The relevant context here stretches back to Chinese exclusion, Japanese internment, to the more recent history of xenophobia and the rise of Islamaphobia directed at Muslim and South Asian communities after the September 11, 2001 terrorist attacks -- and thousands of reported incidents of violence motivated by anti-Asian vitriol associated with the Trump Administration labeling the Covid-19 virus as the “China virus.” Countering this history of exclusion and discrimination means recognizing Asian communities in the United States have multiple histories and that there are divergent stories to be told about the Asian American experience. It also requires us to publicly state that people of Asian descent are Americans, and international students from Asia are full members of our University community and enrich our learning every day.
In the global context, American imperialism has normalized violence against Asians.The construction of orientalist knowledge that accompanied imperial expansion sexualized and dehumanized Asian women in particular as submissive and sexually available. The history of colonialism shapes the way race, religion, and gender operate today. Resisting racism is also about resisting imperialism.
In this moment of tremendous sadness, we remember that the work of the university is not separate from the world we inhabit. The marginalization of Asian Studies, the insufficient number of Asian American course offerings, and the lack of widespread multiracial solidarity on campus are signs that the Lehigh community can do more to educate our students about these issues. We must construct more nuanced and accurate narratives about Asia and Asian Americans.

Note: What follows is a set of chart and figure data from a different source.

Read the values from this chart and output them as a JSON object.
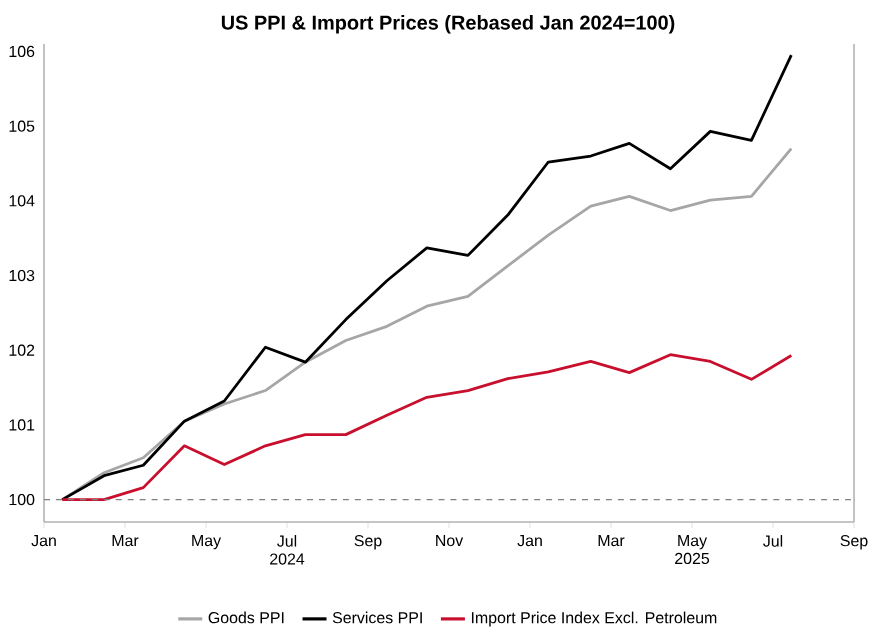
{
  "chart_data": {
    "type": "line",
    "title": "US PPI & Import Prices (Rebased Jan 2024=100)",
    "x": [
      "2024-01-15",
      "2024-02-15",
      "2024-03-15",
      "2024-04-15",
      "2024-05-15",
      "2024-06-15",
      "2024-07-15",
      "2024-08-15",
      "2024-09-15",
      "2024-10-15",
      "2024-11-15",
      "2024-12-15",
      "2025-01-15",
      "2025-02-15",
      "2025-03-15",
      "2025-04-15",
      "2025-05-15",
      "2025-06-15",
      "2025-07-15"
    ],
    "series": [
      {
        "name": "Goods PPI",
        "color": "#a6a6a6",
        "values": [
          100,
          100.36,
          100.56,
          101.05,
          101.28,
          101.46,
          101.84,
          102.13,
          102.32,
          102.59,
          102.72,
          103.13,
          103.54,
          103.93,
          104.06,
          103.87,
          104.01,
          104.06,
          104.7
        ]
      },
      {
        "name": "Services PPI",
        "color": "#000000",
        "values": [
          100,
          100.32,
          100.46,
          101.05,
          101.32,
          102.04,
          101.84,
          102.41,
          102.93,
          103.37,
          103.27,
          103.81,
          104.52,
          104.6,
          104.77,
          104.43,
          104.93,
          104.81,
          105.95
        ]
      },
      {
        "name": "Import Price Index Excl. Petroleum",
        "color": "#c8102e",
        "values": [
          100,
          100,
          100.16,
          100.72,
          100.47,
          100.72,
          100.87,
          100.87,
          101.13,
          101.37,
          101.46,
          101.62,
          101.71,
          101.85,
          101.7,
          101.94,
          101.85,
          101.61,
          101.93
        ]
      }
    ],
    "xlim": [
      "2024-01-01",
      "2025-09-01"
    ],
    "xticks": [
      {
        "value": "2024-01-01",
        "label": "Jan"
      },
      {
        "value": "2024-03-01",
        "label": "Mar"
      },
      {
        "value": "2024-05-01",
        "label": "May"
      },
      {
        "value": "2024-07-01",
        "label": "Jul 2024"
      },
      {
        "value": "2024-09-01",
        "label": "Sep"
      },
      {
        "value": "2024-11-01",
        "label": "Nov"
      },
      {
        "value": "2025-01-01",
        "label": "Jan"
      },
      {
        "value": "2025-03-01",
        "label": "Mar"
      },
      {
        "value": "2025-05-01",
        "label": "May 2025"
      },
      {
        "value": "2025-07-01",
        "label": "Jul"
      },
      {
        "value": "2025-09-01",
        "label": "Sep"
      }
    ],
    "ylim": [
      99.7,
      106.1
    ],
    "yticks": [
      100,
      101,
      102,
      103,
      104,
      105,
      106
    ],
    "ref_lines": [
      {
        "axis": "y",
        "value": 100,
        "color": "#808080",
        "line_style": "dashed"
      }
    ],
    "legend": "bottom"
  }
}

Anyone interested in understanding how to identify and confront hate, in learning more about what we can all do to stop hate directed at Asians, Asian-Americans, and Pacific Islanders, or in taking action to stop Islamophobia, can also learn more at STOP AAIP HATE. Anyone who might like to learn more about the complex politics and vulnerabilities of sex workers in the U.S., can find resources and support at VAST in the Lehigh Valley, the Sex Workers Project, G.L.I.T.S, or another community-driven organization centering human rights in sex work. If members of our community know anyone who is targeted by perpetrators of hate, please seek assistance through the interfaith service of the Muslim Association of the Lehigh Valley (MALV) or the Unitarian Universalist Service Committee (UUSC).